National Museum of Science and Technology | |
Native Name: | Museo Nacional de Ciencia y Tecnología |
Native Name Lang: | es |
Mapframe-Zoom: | 15 |
Location: | La Coruña and Alcobendas, Spain |
Coordinates: | 43.3732°N -8.4203°W |
Type: | Technology museum |
Collection Size: | 19,000 |
Website: | http://www.muncyt.es/ |
The National Museum of Science and Technology (– MUNCYT) is a technology museum in Spain devoted to technology promotion and preservation. It owns a collection of more than 19,000 scientific instruments, technological devices, vehicles, machines and industrial tools from the 16th century until nowadays. Dependent on the Ministry of Science, it is one of the National Museums of Spain, and it is managed by the Spanish Foundation for Science and Technology (FECYT).[1]
The museum was established on 30 June 1980[2] and its first location was opened on 1997 in the old Delicias railway station building in Madrid sharing premises with the Railway Museum.[3] The museum current main exhibition hall is in La Coruña, opened on 4 May 2012,[4] with a second exhibition hall in Alcobendas (Madrid) opened on 12 December 2014.[5] The museum is a member of the International Council of Museums science & technology committee (CIMUSET) and of the European Network of Science Centres and Museums (ECSITE).
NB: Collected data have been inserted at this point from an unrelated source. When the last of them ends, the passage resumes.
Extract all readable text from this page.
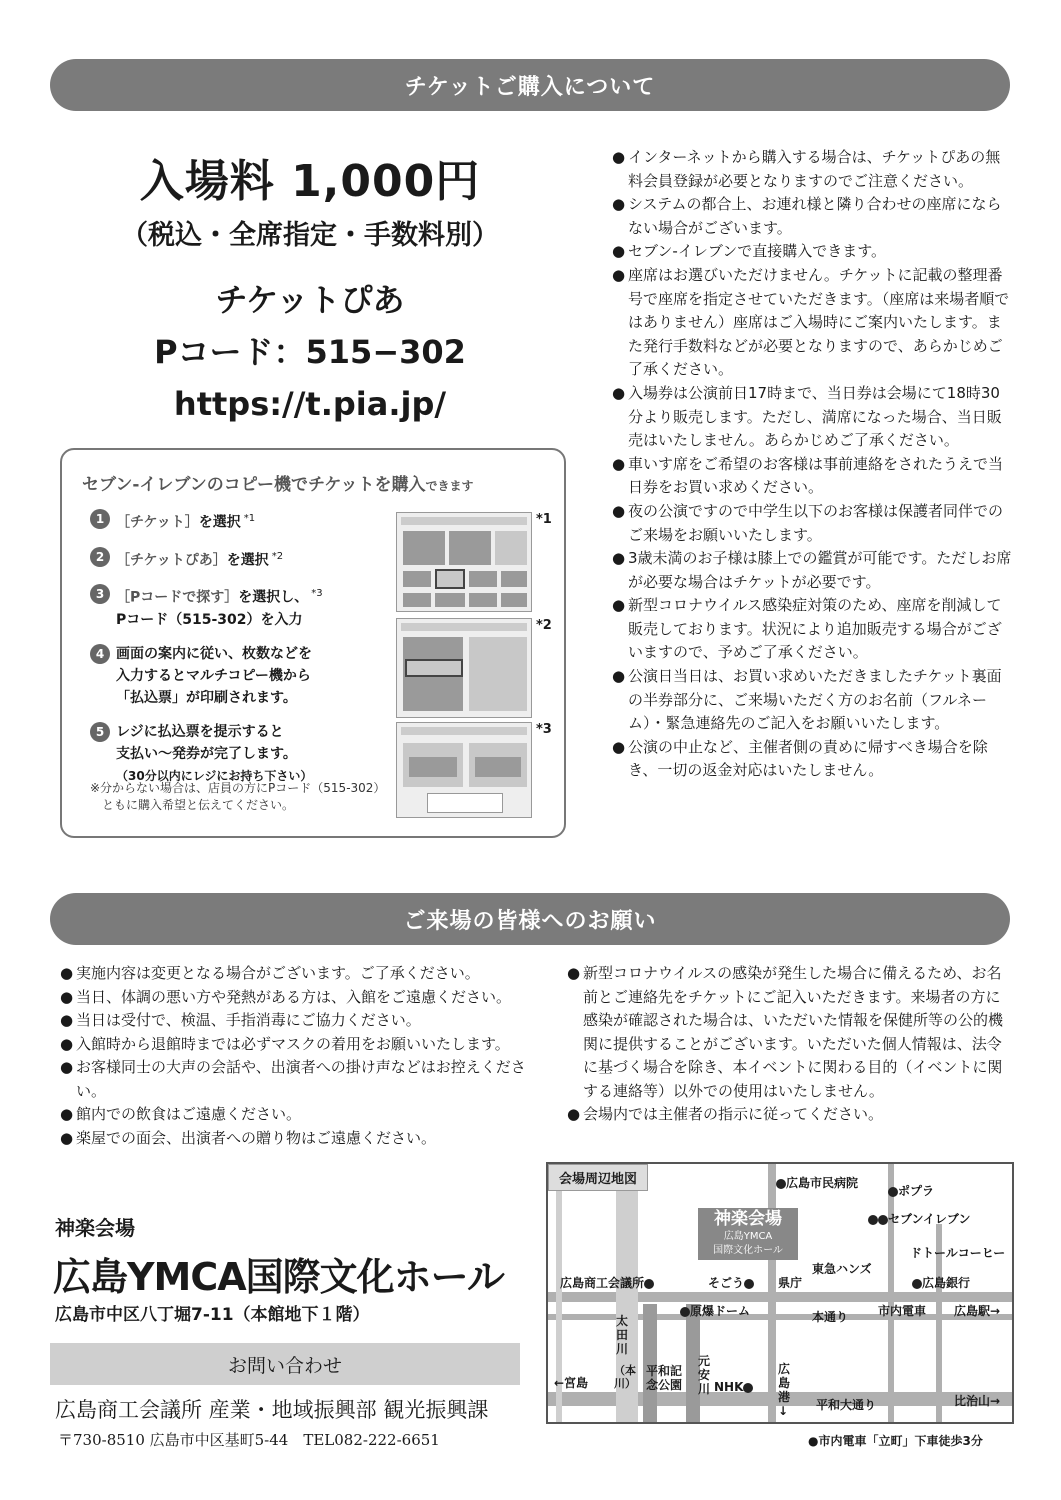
チケットご購入について
入場料 1,000円
（税込・全席指定・手数料別）
チケットぴあ
Pコード：515−302
https://t.pia.jp/
セブン-イレブンのコピー機でチケットを購入できます
1 ［チケット］を選択 $^{*1}$
2 ［チケットぴあ］を選択 $^{*2}$
3 ［Pコードで探す］を選択し、 $^{*3}$
Pコード（515-302）を入力
4 画面の案内に従い、枚数などを
入力するとマルチコピー機から
「払込票」が印刷されます。
5 レジに払込票を提示すると
支払い〜発券が完了します。
（30分以内にレジにお持ち下さい）
※分からない場合は、店員の方にPコード（515-302）
　ともに購入希望と伝えてください。
*1
*2
*3
● インターネットから購入する場合は、チケットぴあの無料会員登録が必要となりますのでご注意ください。
● システムの都合上、お連れ様と隣り合わせの座席にならない場合がございます。
● セブン-イレブンで直接購入できます。
● 座席はお選びいただけません。チケットに記載の整理番号で座席を指定させていただきます。（座席は来場者順ではありません）座席はご入場時にご案内いたします。また発行手数料などが必要となりますので、あらかじめご了承ください。
● 入場券は公演前日17時まで、当日券は会場にて18時30分より販売します。ただし、満席になった場合、当日販売はいたしません。あらかじめご了承ください。
● 車いす席をご希望のお客様は事前連絡をされたうえで当日券をお買い求めください。
● 夜の公演ですので中学生以下のお客様は保護者同伴でのご来場をお願いいたします。
● 3歳未満のお子様は膝上での鑑賞が可能です。ただしお席が必要な場合はチケットが必要です。
● 新型コロナウイルス感染症対策のため、座席を削減して販売しております。状況により追加販売する場合がございますので、予めご了承ください。
● 公演日当日は、お買い求めいただきましたチケット裏面の半券部分に、ご来場いただく方のお名前（フルネーム）・緊急連絡先のご記入をお願いいたします。
● 公演の中止など、主催者側の責めに帰すべき場合を除き、一切の返金対応はいたしません。
ご来場の皆様へのお願い
● 実施内容は変更となる場合がございます。ご了承ください。
● 当日、体調の悪い方や発熱がある方は、入館をご遠慮ください。
● 当日は受付で、検温、手指消毒にご協力ください。
● 入館時から退館時までは必ずマスクの着用をお願いいたします。
● お客様同士の大声の会話や、出演者への掛け声などはお控えください。
● 館内での飲食はご遠慮ください。
● 楽屋での面会、出演者への贈り物はご遠慮ください。
● 新型コロナウイルスの感染が発生した場合に備えるため、お名前とご連絡先をチケットにご記入いただきます。来場者の方に感染が確認された場合は、いただいた情報を保健所等の公的機関に提供することがございます。いただいた個人情報は、法令に基づく場合を除き、本イベントに関わる目的（イベントに関する連絡等）以外での使用はいたしません。
● 会場内では主催者の指示に従ってください。
神楽会場
広島YMCA国際文化ホール
広島市中区八丁堀7-11（本館地下１階）
お問い合わせ
広島商工会議所 産業・地域振興部 観光振興課
〒730-8510 広島市中区基町5-44　TEL082-222-6651
会場周辺地図
神楽会場
広島YMCA
国際文化ホール
広島市民病院
ポプラ
セブンイレブン
ドトールコーヒー
東急ハンズ
広島商工会議所	そごう	県庁	広島銀行
原爆ドーム	本通り 市内電車 広島駅→
太田川
（本川）
←宮島
平和記念公園
元安川 NHK
広島港↓	平和大通り	比治山→
●市内電車「立町」下車徒歩3分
Among the pieces in display at La Coruña are the front section of the "Lope de Vega", an Iberia Boeing 747 in service between 1981 and 2003, airplane that brought Picasso's Guernica to Spain in September 1981,[6] the prototype of the "Mechanical Encyclopedia", the 1949 mechanical precursor to the electronic book, by Spanish inventor Ángela Ruiz Robles,[7] a replica of the stratonautical space suit, the 1935 precursor to the space suit, by engineer Emilio Herrera, the Fresnel lens used between 1857 and 1904 at the Tower of Hercules lighthouse[8] and the first computer arriving in Spain, an IBM 650 computer bought by RENFE in 1959.[9]